R clusplot.default 双变量聚类图 (clusplot) 默认方法

R语言 clusplot.default 位于 cluster 包(package)。

说明

创建可视化数据分区(聚类)的二变量图。所有观察结果均使用主成分或多维标度由图中的点表示。在每个簇周围绘制一个椭圆。

用法

## Default S3 method:
clusplot(x, clus, diss = FALSE,
          s.x.2d = mkCheckX(x, diss), stand = FALSE,
          lines = 2, shade = FALSE, color = FALSE,
          labels= 0, plotchar = TRUE,
          col.p = "dark green", col.txt = col.p,
          col.clus = if(color) c(2, 4, 6, 3) else 5, cex = 1, cex.txt = cex,
          span = TRUE,
          add = FALSE,
          xlim = NULL, ylim = NULL,
          main = paste("CLUSPLOT(", deparse1(substitute(x)),")"),
          sub = paste("These two components explain",
             round(100 * var.dec, digits = 2), "% of the point variability."),
          xlab = "Component 1", ylab = "Component 2",
          verbose = getOption("verbose"),
          ...)

参数

`x`	矩阵或 DataFrame ，或相异矩阵，具体取决于 `diss` 参数的值。

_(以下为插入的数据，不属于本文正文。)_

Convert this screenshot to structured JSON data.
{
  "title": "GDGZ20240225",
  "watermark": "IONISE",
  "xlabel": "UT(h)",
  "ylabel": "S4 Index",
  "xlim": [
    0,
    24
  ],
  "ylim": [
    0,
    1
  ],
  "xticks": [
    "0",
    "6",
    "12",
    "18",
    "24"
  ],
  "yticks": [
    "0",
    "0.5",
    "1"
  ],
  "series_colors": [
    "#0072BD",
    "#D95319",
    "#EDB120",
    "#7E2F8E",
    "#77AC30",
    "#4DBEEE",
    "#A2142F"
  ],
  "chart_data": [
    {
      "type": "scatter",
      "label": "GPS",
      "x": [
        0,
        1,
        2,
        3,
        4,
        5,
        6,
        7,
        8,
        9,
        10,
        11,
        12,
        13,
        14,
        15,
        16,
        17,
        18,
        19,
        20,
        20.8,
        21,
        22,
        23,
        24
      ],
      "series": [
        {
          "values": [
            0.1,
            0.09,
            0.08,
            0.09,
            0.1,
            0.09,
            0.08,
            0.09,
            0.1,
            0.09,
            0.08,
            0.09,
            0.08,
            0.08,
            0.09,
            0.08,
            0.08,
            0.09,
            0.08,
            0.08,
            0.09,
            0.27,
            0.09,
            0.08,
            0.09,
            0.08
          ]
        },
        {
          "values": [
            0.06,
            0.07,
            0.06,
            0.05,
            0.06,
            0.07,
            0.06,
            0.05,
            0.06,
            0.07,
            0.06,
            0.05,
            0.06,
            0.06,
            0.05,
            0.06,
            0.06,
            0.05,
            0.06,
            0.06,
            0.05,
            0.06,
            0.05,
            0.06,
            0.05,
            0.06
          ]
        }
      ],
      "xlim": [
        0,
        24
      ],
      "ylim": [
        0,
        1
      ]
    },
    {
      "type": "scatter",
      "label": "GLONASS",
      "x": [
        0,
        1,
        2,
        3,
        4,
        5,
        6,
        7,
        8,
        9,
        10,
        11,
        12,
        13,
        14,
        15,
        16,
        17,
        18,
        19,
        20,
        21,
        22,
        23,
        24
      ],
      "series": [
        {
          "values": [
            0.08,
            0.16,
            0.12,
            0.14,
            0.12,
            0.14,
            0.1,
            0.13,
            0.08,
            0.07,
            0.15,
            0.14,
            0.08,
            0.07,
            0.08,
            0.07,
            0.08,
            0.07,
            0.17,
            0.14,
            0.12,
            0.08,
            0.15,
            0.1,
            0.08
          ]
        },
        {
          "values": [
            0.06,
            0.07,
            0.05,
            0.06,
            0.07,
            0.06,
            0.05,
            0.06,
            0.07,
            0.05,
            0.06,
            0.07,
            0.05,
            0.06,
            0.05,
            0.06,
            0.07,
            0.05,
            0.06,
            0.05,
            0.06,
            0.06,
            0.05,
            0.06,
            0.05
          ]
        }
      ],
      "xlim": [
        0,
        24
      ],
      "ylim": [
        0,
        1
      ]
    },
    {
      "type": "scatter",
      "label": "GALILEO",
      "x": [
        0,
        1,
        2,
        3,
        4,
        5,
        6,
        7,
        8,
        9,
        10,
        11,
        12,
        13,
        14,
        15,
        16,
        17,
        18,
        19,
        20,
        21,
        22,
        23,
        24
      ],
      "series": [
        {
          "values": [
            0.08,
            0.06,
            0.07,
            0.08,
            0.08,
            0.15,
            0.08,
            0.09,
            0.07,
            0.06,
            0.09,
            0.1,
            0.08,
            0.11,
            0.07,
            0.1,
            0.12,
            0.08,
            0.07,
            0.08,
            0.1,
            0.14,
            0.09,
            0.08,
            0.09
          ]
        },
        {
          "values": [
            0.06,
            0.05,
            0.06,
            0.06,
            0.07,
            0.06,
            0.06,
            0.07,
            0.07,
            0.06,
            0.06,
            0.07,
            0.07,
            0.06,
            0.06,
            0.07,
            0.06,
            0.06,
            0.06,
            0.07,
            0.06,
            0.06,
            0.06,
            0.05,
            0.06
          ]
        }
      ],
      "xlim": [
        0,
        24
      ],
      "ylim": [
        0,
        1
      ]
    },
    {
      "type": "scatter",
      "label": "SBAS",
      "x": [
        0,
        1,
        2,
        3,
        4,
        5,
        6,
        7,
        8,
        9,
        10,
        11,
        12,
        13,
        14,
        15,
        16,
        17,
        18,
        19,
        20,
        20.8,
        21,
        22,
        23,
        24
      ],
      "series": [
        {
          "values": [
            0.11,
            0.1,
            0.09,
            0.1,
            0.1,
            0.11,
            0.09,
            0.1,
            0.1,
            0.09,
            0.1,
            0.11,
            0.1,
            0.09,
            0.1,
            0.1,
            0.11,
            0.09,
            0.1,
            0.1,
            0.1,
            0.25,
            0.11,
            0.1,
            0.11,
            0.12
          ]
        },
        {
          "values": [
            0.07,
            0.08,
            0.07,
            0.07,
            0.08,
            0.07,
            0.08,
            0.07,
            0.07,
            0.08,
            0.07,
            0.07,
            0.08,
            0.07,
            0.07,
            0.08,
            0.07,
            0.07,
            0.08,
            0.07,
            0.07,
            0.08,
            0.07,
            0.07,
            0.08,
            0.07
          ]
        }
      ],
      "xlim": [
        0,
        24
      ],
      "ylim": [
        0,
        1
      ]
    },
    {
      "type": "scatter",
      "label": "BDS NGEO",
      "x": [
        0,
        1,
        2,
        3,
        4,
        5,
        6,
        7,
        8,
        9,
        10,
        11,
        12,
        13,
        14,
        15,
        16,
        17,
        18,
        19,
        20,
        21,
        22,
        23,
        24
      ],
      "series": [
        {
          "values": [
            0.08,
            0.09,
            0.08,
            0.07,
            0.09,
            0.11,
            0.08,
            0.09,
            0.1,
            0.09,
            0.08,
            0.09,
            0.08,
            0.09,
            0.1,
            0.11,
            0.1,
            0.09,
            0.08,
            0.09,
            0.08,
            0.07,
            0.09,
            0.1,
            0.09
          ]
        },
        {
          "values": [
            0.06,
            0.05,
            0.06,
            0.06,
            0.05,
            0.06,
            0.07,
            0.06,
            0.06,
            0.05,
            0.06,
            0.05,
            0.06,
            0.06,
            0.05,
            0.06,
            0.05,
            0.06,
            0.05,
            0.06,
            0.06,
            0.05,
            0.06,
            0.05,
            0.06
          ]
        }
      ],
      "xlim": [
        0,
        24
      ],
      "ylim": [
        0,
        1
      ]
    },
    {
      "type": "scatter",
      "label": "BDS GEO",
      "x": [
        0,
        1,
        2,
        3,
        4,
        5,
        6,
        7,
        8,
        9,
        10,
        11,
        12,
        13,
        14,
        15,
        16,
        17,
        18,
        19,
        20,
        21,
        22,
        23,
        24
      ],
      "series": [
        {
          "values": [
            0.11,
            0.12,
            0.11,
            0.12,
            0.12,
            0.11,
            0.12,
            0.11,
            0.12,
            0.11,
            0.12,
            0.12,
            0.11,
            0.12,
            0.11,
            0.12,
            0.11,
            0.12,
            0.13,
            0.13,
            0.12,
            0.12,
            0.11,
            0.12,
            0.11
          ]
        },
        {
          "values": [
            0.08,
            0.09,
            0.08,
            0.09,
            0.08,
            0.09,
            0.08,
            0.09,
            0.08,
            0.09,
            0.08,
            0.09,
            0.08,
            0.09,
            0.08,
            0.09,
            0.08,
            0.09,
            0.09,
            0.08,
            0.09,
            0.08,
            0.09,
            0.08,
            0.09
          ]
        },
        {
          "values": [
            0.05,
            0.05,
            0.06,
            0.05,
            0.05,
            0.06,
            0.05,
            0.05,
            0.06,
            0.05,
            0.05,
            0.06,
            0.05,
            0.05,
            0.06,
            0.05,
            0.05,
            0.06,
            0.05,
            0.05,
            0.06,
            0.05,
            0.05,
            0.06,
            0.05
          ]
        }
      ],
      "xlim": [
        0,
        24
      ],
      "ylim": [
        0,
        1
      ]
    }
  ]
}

对于矩阵(类似)，每行对应一个观察值，每列对应一个变量。所有变量都必须是数字。允许缺失值 (`NA` s)。它们被相应变量的中位数代替。当某些变量或某些观测值仅包含缺失值时，该函数将停止并显示警告消息。如果是相异矩阵，`x` 是 `daisy` 或 `dist` 或对称矩阵的输出。此外，允许使用长度为 `n*(n-1)/2` 的向量(其中 `n` 是观测值的数量)，并且将以与上述函数的输出相同的方式进行解释。不允许存在缺失值 (NA)。
`clus`	长度为 n 的向量，表示 `x` 的聚类。对于每个观察，向量列出了它所分配到的簇的编号或名称。 `clus` 通常是 `pam` 、 `fanny` 或 `clara` 输出的聚类组件。
`diss`	逻辑指示 `x` 是否将被视为相异矩阵或变量观察矩阵(请参阅上面的 `x` 参数)。
`s.x.2d`	`list` ，其组件名为 `x` (`n \times 2` 矩阵；通常类似于原始数据的主组件)、 `labs` 和 `var.dec` 。
`stand`	逻辑标志：如果为 true，则二维图中 n 个观测值的表示是标准化的。
`lines`	`0, 1, 2` 中的整数，用于获取椭圆之间的距离。两个椭圆 E1 和 E2 之间的距离是沿着连接两个椭圆的中心 `m1` 和 `m2` 的线测量的。如果 E1 和 E2 在通过 `m1` 和 `m2` 的线上重叠，则不会绘制任何线。否则，结果取决于 `lines` 的值：如果行= 0，绘图上不会出现距离线；行数 = 1, 绘制`m1`和`m2`之间的线段；行数 = 2, 绘制E1和E2边界之间的线段(沿着连接`m1`和`m2`的线)。
`shade`	逻辑标志：如果为 TRUE，则椭圆的阴影与其密度有关。密度是簇中的点数除以椭圆面积。
`color`	逻辑标志：如果为 TRUE，则椭圆根据其密度着色。随着密度的增加，颜色有浅蓝色、浅绿色、红色和紫色。要在图形设备上看到这些颜色，应选择适当的配色方案(我们建议使用白色背景)。
`labels`	整数代码，当前为 0,1,2,3,4 和 5 之一。如果标签= 0，图中没有放置标签；标签= 1，可以在图中识别点和椭圆(参见`identify`)；标签= 2，所有点和椭圆都在图中标记；标签= 3，图中仅标记点；标签= 4，图中仅标记了省略号。标签= 5，椭圆在图中被标记，并且可以识别点。向量 `clus` 的级别被视为簇的标签。如果`x` 是类似矩阵的，则点的标签是`x` 的行名称。否则(`diss = TRUE`)，`x`是一个向量，点标签可以作为"Labels"属性(`attr(x,"Labels")`)附加到`x`，就像对`daisy`的输出所做的那样。将不考虑`clus` 可能的`names` 属性。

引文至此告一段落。